November 26, 2015
Europe’s Warming Raises Tropical Disease Risk
Posted on Aug 29, 2014
By Tim Radford, Climate News Network
This piece first appeared at Climate News Network.
LONDON—Add one more horror to the list of awful threats that climate change poses: it could introduce dengue fever in Europe.
Dengue fever is already a hazard for 2.5 billion people in humid tropical regions, and 50-100 million people a year are infected by the mosquito-borne disease. It puts 500,000 of them in hospital each year, and kills around 12,000—many of them children. And there is still no widely effective vaccine.
Since Europe will get warmer as greenhouse gas levels in the atmosphere rise, conditions for the carrier mosquito will become more inviting.
Paul Hunter, clinical professor at the Norwich Medical School at the University of East Anglia in the UK, reports with colleagues, in the journal BMC Public Health, that in their mathematical model of disease spread, the Mediterranean and Adriatic coasts and the Po Valley and surrounding areas in north-east Italy emerged as likely breeding grounds for the carrier mosquito Aedes aegypti and the virus it can transmit.
Square, Site wide
Their computer simulation already has support from medical records: the mosquito exists in urban Europe, and in 2010 there were isolated cases of dengue fever reported in Croatia and in France.
Such warnings are not new. Prof Hunter and his co-authors list reported fears of the spread of West Nile fever, leishmaniasis, Rift Valley fever, malaria, tick-borne encephalitis and other fearful infections as possible threats to Europe.
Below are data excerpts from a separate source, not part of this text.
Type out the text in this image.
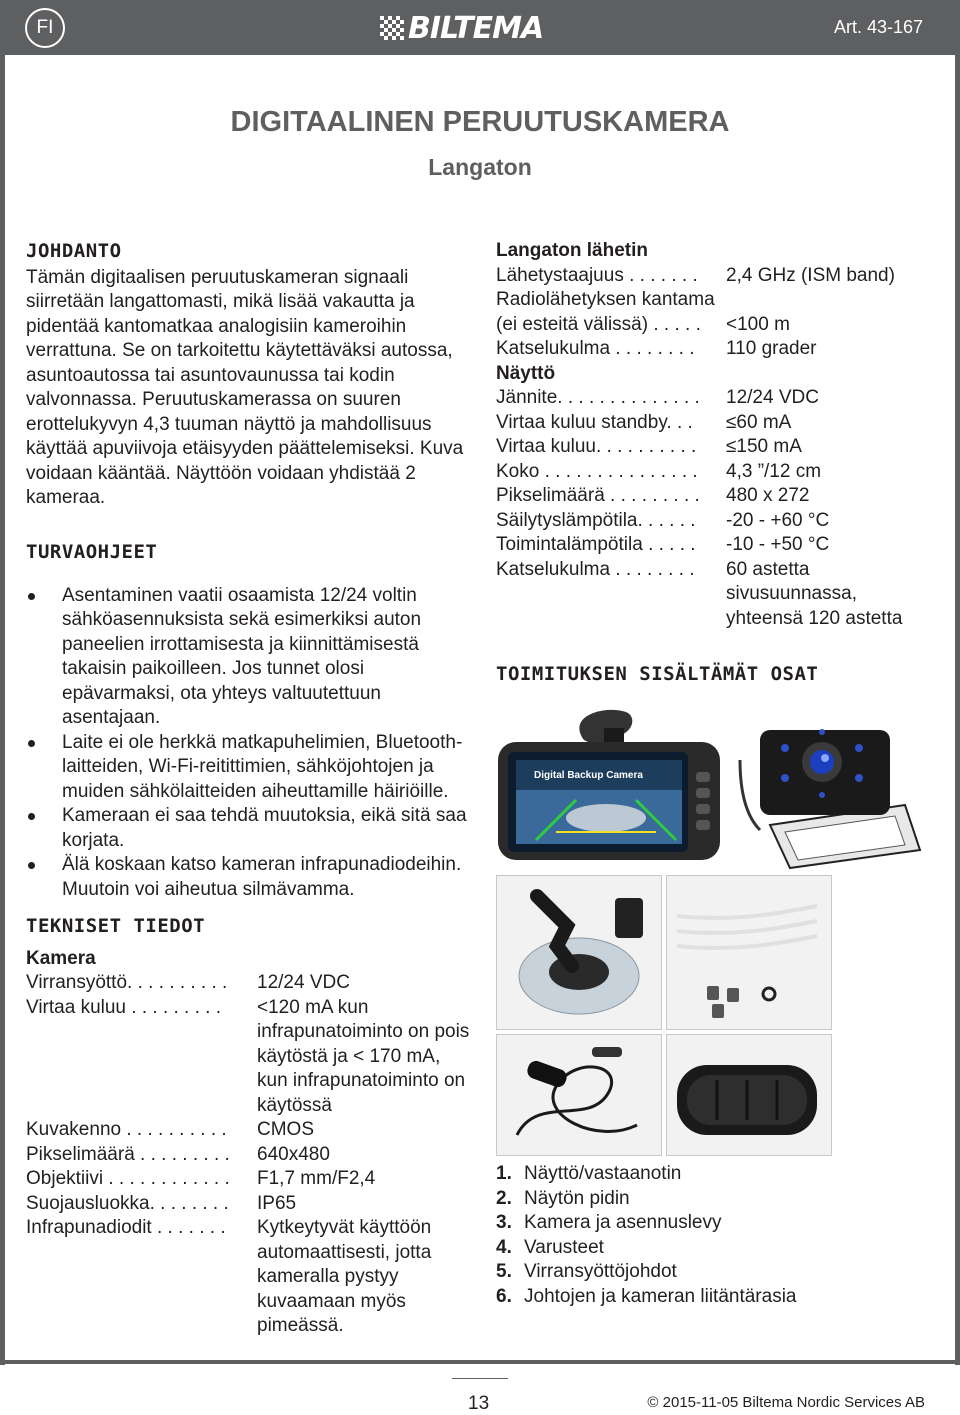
FI	BILTEMA	Art. 43-167
DIGITAALINEN PERUUTUSKAMERA
Langaton
JOHDANTO

Tämän digitaalisen peruutuskameran signaali siirretään langattomasti, mikä lisää vakautta ja pidentää kantomatkaa analogisiin kameroihin verrattuna. Se on tarkoitettu käytettäväksi autossa, asuntoautossa tai asuntovaunussa tai kodin valvonnassa. Peruutuskamerassa on suuren erottelukyvyn 4,3 tuuman näyttö ja mahdollisuus käyttää apuviivoja etäisyyden päättelemiseksi. Kuva voidaan kääntää. Näyttöön voidaan yhdistää 2 kameraa.

TURVAOHJEET
Asentaminen vaatii osaamista 12/24 voltin sähköasennuksista sekä esimerkiksi auton paneelien irrottamisesta ja kiinnittämisestä takaisin paikoilleen. Jos tunnet olosi epävarmaksi, ota yhteys valtuutettuun asentajaan.
Laite ei ole herkkä matkapuhelimien, Bluetooth-laitteiden, Wi-Fi-reitittimien, sähköjohtojen ja muiden sähkölaitteiden aiheuttamille häiriöille.
Kameraan ei saa tehdä muutoksia, eikä sitä saa korjata.
Älä koskaan katso kameran infrapunadiodeihin. Muutoin voi aiheutua silmävamma.
TEKNISET TIEDOT
Kamera
Virransyöttö. . . . . . . . . .	12/24 VDC
Virtaa kuluu . . . . . . . . .	<120 mA kun infrapunatoiminto on pois käytöstä ja < 170 mA, kun infrapunatoiminto on käytössä
Kuvakenno . . . . . . . . . .	CMOS
Pikselimäärä . . . . . . . . .	640x480
Objektiivi . . . . . . . . . . . .	F1,7 mm/F2,4
Suojausluokka. . . . . . . .	IP65
Infrapunadiodit . . . . . . .	Kytkeytyvät käyttöön automaattisesti, jotta kameralla pystyy kuvaamaan myös pimeässä.
Langaton lähetin
Lähetystaajuus . . . . . . .	2,4 GHz (ISM band)
Radiolähetyksen kantama
(ei esteitä välissä) . . . . .	<100 m
Katselukulma . . . . . . . .	110 grader
Näyttö
Jännite. . . . . . . . . . . . . .	12/24 VDC
Virtaa kuluu standby. . .	≤60 mA
Virtaa kuluu. . . . . . . . . .	≤150 mA
Koko . . . . . . . . . . . . . . .	4,3 ”/12 cm
Pikselimäärä . . . . . . . . .	480 x 272
Säilytyslämpötila. . . . . .	-20 - +60 °C
Toimintalämpötila . . . . .	-10 - +50 °C
Katselukulma . . . . . . . .	60 astetta sivusuunnassa, yhteensä 120 astetta
TOIMITUKSEN SISÄLTÄMÄT OSAT
Digital Backup Camera
1. Näyttö/vastaanotin
2. Näytön pidin
3. Kamera ja asennuslevy
4. Varusteet
5. Virransyöttöjohdot
6. Johtojen ja kameran liitäntärasia
13	© 2015-11-05 Biltema Nordic Services AB
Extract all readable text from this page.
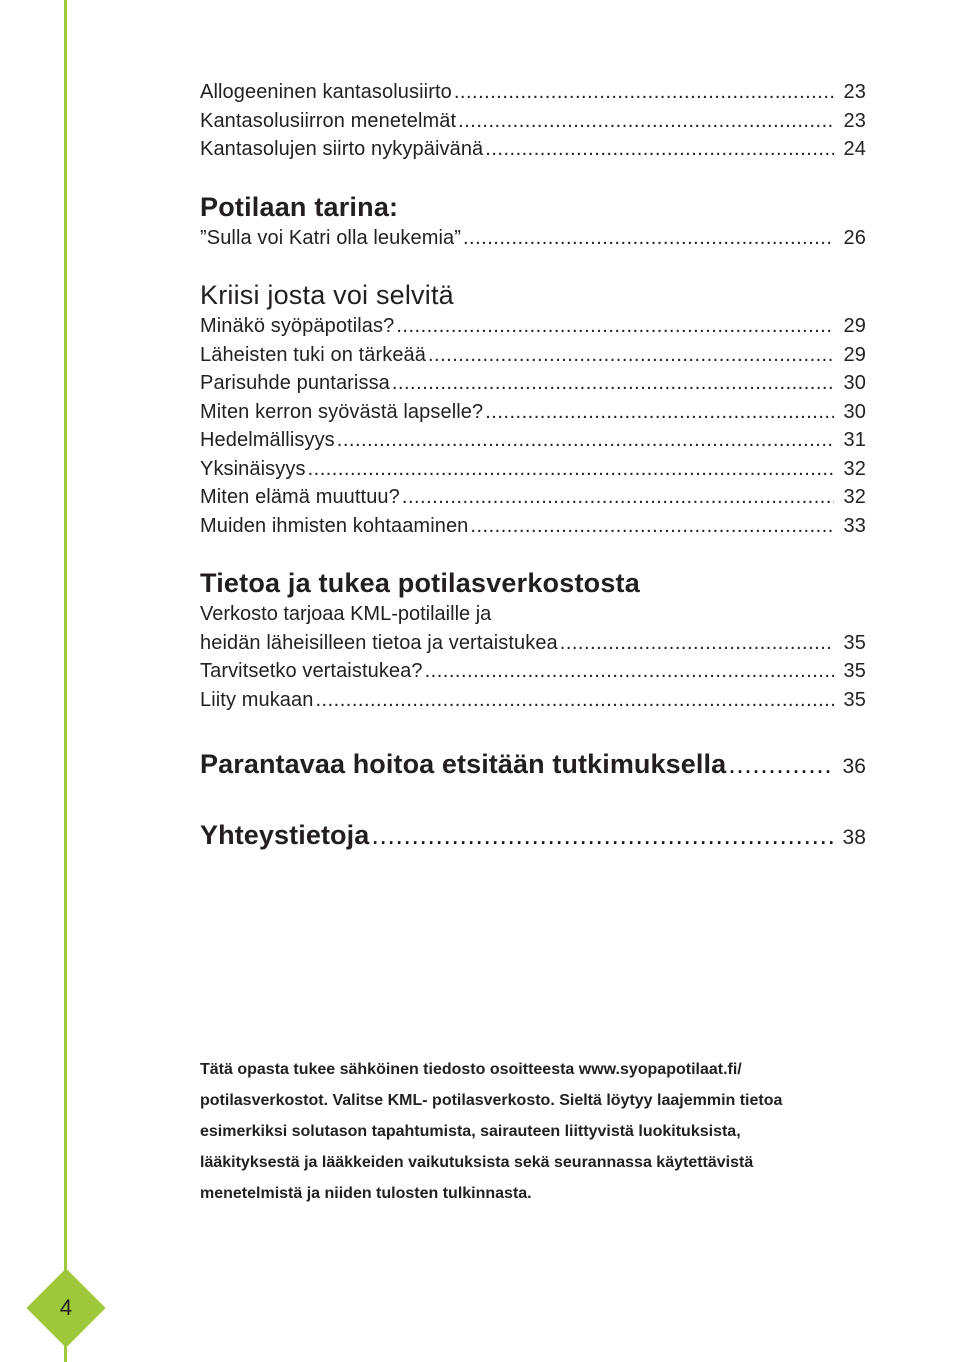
Allogeeninen kantasolusiirto .....	23
Kantasolusiirron menetelmät .....	23
Kantasolujen siirto nykypäivänä .....	24
Potilaan tarina:
”Sulla voi Katri olla leukemia” .....	26
Kriisi josta voi selvitä
Minäkö syöpäpotilas? .....	29
Läheisten tuki on tärkeää .....	29
Parisuhde puntarissa .....	30
Miten kerron syövästä lapselle? .....	30
Hedelmällisyys .....	31
Yksinäisyys .....	32
Miten elämä muuttuu? .....	32
Muiden ihmisten kohtaaminen .....	33
Tietoa ja tukea potilasverkostosta
Verkosto tarjoaa KML-potilaille ja
heidän läheisilleen tietoa ja vertaistukea .....	35
Tarvitsetko vertaistukea? .....	35
Liity mukaan .....	35
Parantavaa hoitoa etsitään tutkimuksella .....	36
Yhteystietoja .....	38
Tätä opasta tukee sähköinen tiedosto osoitteesta www.syopapotilaat.fi/
potilasverkostot. Valitse KML- potilasverkosto. Sieltä löytyy laajemmin tietoa
esimerkiksi solutason tapahtumista, sairauteen liittyvistä luokituksista,
lääkityksestä ja lääkkeiden vaikutuksista sekä seurannassa käytettävistä
menetelmistä ja niiden tulosten tulkinnasta.
4
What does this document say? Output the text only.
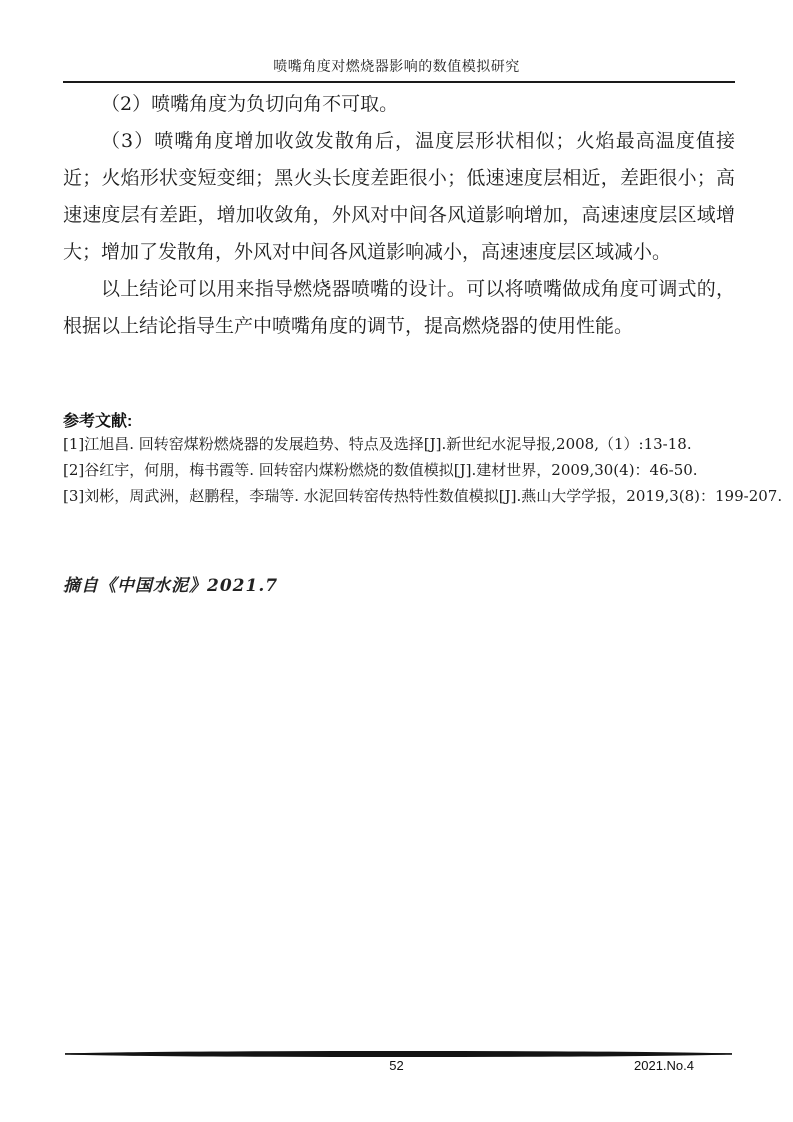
喷嘴角度对燃烧器影响的数值模拟研究

（2）喷嘴角度为负切向角不可取。

（3）喷嘴角度增加收敛发散角后，温度层形状相似；火焰最高温度值接近；火焰形状变短变细；黑火头长度差距很小；低速速度层相近，差距很小；高速速度层有差距，增加收敛角，外风对中间各风道影响增加，高速速度层区域增大；增加了发散角，外风对中间各风道影响减小，高速速度层区域减小。

以上结论可以用来指导燃烧器喷嘴的设计。可以将喷嘴做成角度可调式的，根据以上结论指导生产中喷嘴角度的调节，提高燃烧器的使用性能。

参考文献:
[1]江旭昌. 回转窑煤粉燃烧器的发展趋势、特点及选择[J].新世纪水泥导报,2008,（1）:13-18.
[2]谷红宇，何朋，梅书霞等. 回转窑内煤粉燃烧的数值模拟[J].建材世界，2009,30(4)：46-50.
[3]刘彬，周武洲，赵鹏程，李瑞等. 水泥回转窑传热特性数值模拟[J].燕山大学学报，2019,3(8)：199-207.
摘自《中国水泥》2021.7
52	2021.No.4
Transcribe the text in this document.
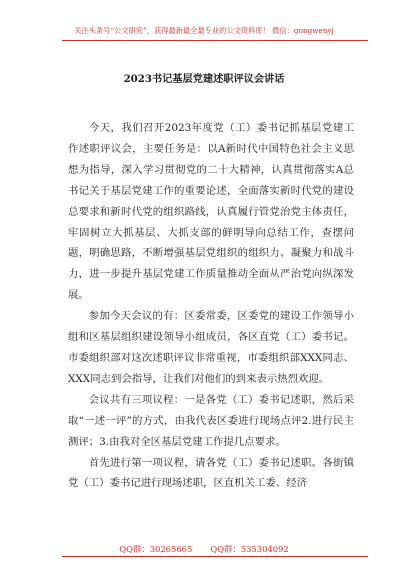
关注头条号“公文研究”，获得最新最全最专业的公文资料库！ 微信：gongwenyj
2023书记基层党建述职评议会讲话

今天，我们召开2023年度党（工）委书记抓基层党建工作述职评议会，主要任务是：以A新时代中国特色社会主义思想为指导，深入学习贯彻党的二十大精神，认真贯彻落实A总书记关于基层党建工作的重要论述，全面落实新时代党的建设总要求和新时代党的组织路线，认真履行管党治党主体责任，牢固树立大抓基层、大抓支部的鲜明导向总结工作，查摆问题，明确思路，不断增强基层党组织的组织力、凝聚力和战斗力，进一步提升基层党建工作质量推动全面从严治党向纵深发展。

参加今天会议的有：区委常委，区委党的建设工作领导小组和区基层组织建设领导小组成员，各区直党（工）委书记。市委组织部对这次述职评议非常重视，市委组织部XXX同志、XXX同志到会指导，让我们对他们的到来表示热烈欢迎。

会议共有三项议程：一是各党（工）委书记述职，然后采取“一述一评”的方式，由我代表区委进行现场点评2.进行民主测评；3.由我对全区基层党建工作提几点要求。

首先进行第一项议程，请各党（工）委书记述职。各街镇党（工）委书记进行现场述职，区直机关工委、经济

QQ群：30265665 QQ群：535304092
There were even warnings 25 years ago that climate change could make malaria—another mosquito-borne disease—once again a European scourge.
Malaria takes its name from the Italian, mal aria (bad air), and it was once endemic in Italy. A form of the infection also existed in Victorian England. But public health programmes, climate change and changes in land management eliminated the disease from those regions.
Now the risks to public health have begun to grow as international travel continues to increase, and as temperatures rise and the malaria mosquito expands its range in both altitude and latitude.
Dengue claims most of its victims in South-east Asia and the Pacific. But in the latest research, the East Anglia team looked at clinical data from Mexico, and climatic factors such as temperature, humidity and rainfall, and socio-economic data, to try to map the possible spread of the disease in the European Union’s 27 member states.
Rate of infection
Their findings were that the rate of infection by the virus, in the long term, could go from two per 100,000 inhabitants to 10 per 100,000 in some places, with the biggest risks being in the coastal areas of the Mediterranean and Adriatic, and in Italy’s north-east.
The authors acknowledge that their study is incomplete, and at a disadvantage. The temperature variation between winter and summer in Mexico is less dramatic than it is in Europe, and the mosquito is less likely to make it through a north European winter.
This kind of research is precautionary—a preliminary look at what could happen. But it does provide an early warning of potential hazards ahead.
“The exact incidence of dengue fever is dependent on several other factors, some of which we were unable to model at this stage,” Prof Hunter said.
“Nevertheless, public health agencies in high-risk areas need to plan, implement and evaluate effective reporting of mosquito populations and clinical surveillance by local doctors. Work should be carried out to improve awareness among health practitioners and the general public of the increased risk.”